The Greek Orthodox Ceremony 

 

The Greek Orthodox ceremony is composed of two distinct but complementary parts: The Service of Betrothal and the Ceremony of the Sacrament of Marriage.

For a couple to engage in this ceremony at least one must already be Greek Orthodox and the other prepared to be baptised.

To begin the service, the Priest will escort the couple to a table with two candlesticks, the Holy Cross, the Holy Gospel, a tray containing two rings, two crowns and a cup containing wine. Each of these symbols will play a major part in the ceremony that follows. 

The Rings 
The focus of the Service of the Betrothal is the exchange of rings. The priest will bless the rings before making the sign of the cross over the heads of the Bride and Groom, saying: “The Servant of God, Demetrios (Derek), is betrothed to the handmaiden of God, Elpitha (Laura), in the name of the Father, the son and the Holy Spirit”.

Remember, the number three is very important to the Greek Orthodox ceremony; it is echoed the whole way through the ceremony, representative of the Holy Trinity.

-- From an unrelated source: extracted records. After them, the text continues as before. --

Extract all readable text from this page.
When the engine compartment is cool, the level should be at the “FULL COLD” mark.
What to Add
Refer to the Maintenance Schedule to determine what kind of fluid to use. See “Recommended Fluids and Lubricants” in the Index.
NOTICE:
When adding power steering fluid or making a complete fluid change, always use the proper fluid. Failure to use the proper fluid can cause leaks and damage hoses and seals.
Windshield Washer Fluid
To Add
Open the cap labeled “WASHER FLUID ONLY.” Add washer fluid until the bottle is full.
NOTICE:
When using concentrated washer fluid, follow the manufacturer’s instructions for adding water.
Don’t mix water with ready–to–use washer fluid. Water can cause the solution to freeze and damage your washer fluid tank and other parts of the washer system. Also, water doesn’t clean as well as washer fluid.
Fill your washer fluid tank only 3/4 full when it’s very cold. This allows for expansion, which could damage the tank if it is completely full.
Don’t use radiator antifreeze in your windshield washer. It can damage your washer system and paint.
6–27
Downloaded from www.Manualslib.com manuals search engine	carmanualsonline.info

The Koumbrao (religious sponsor) exchanges the rings three times. This symbolises the unbreakable and united strength of the couple: together they make an indestructible union. The weakness of one partner will be compensated by the strength of the other. By themselves, the newly-betrothed are incomplete – together they are made perfect. 

The Joining Of The Right Hands 
The priest then joins the right hands of the Bride and Groom, saying: “to join your servants, unite them in one mind and one flesh”. Their hands are to remain together throughout the service representing the ‘oneness’ of the couple. 

The Crowning 
The Bride and Groom are symbolically crowned as the king and queen of the new household that they are to rule with a combination of wisdom, justice and integrity.

The crowns are attached by white ribbon, strengthening the bond confirmed on the day, and signifying the glory and honour that God crowns them with. 

The Common Cup 
The next stage of the ceremony is the sharing of the ‘Common Cup’. A reading describes a wedding in Cana where Jesus performed the miracle of changing water into wine. A glass of wine is then shared between the couple as a symbol of combined life.

Following this, the priest will lead the Bride and Groom around a table on the alter three times. The table holds the Gospel and Holy Cross. It is an engaging symbol of the involvement of faith in their union. A special hymn is sung while this happens.

After a blessing, the priest removes their crowns and separates their hands because the Bride and Groom are now joined in marriage.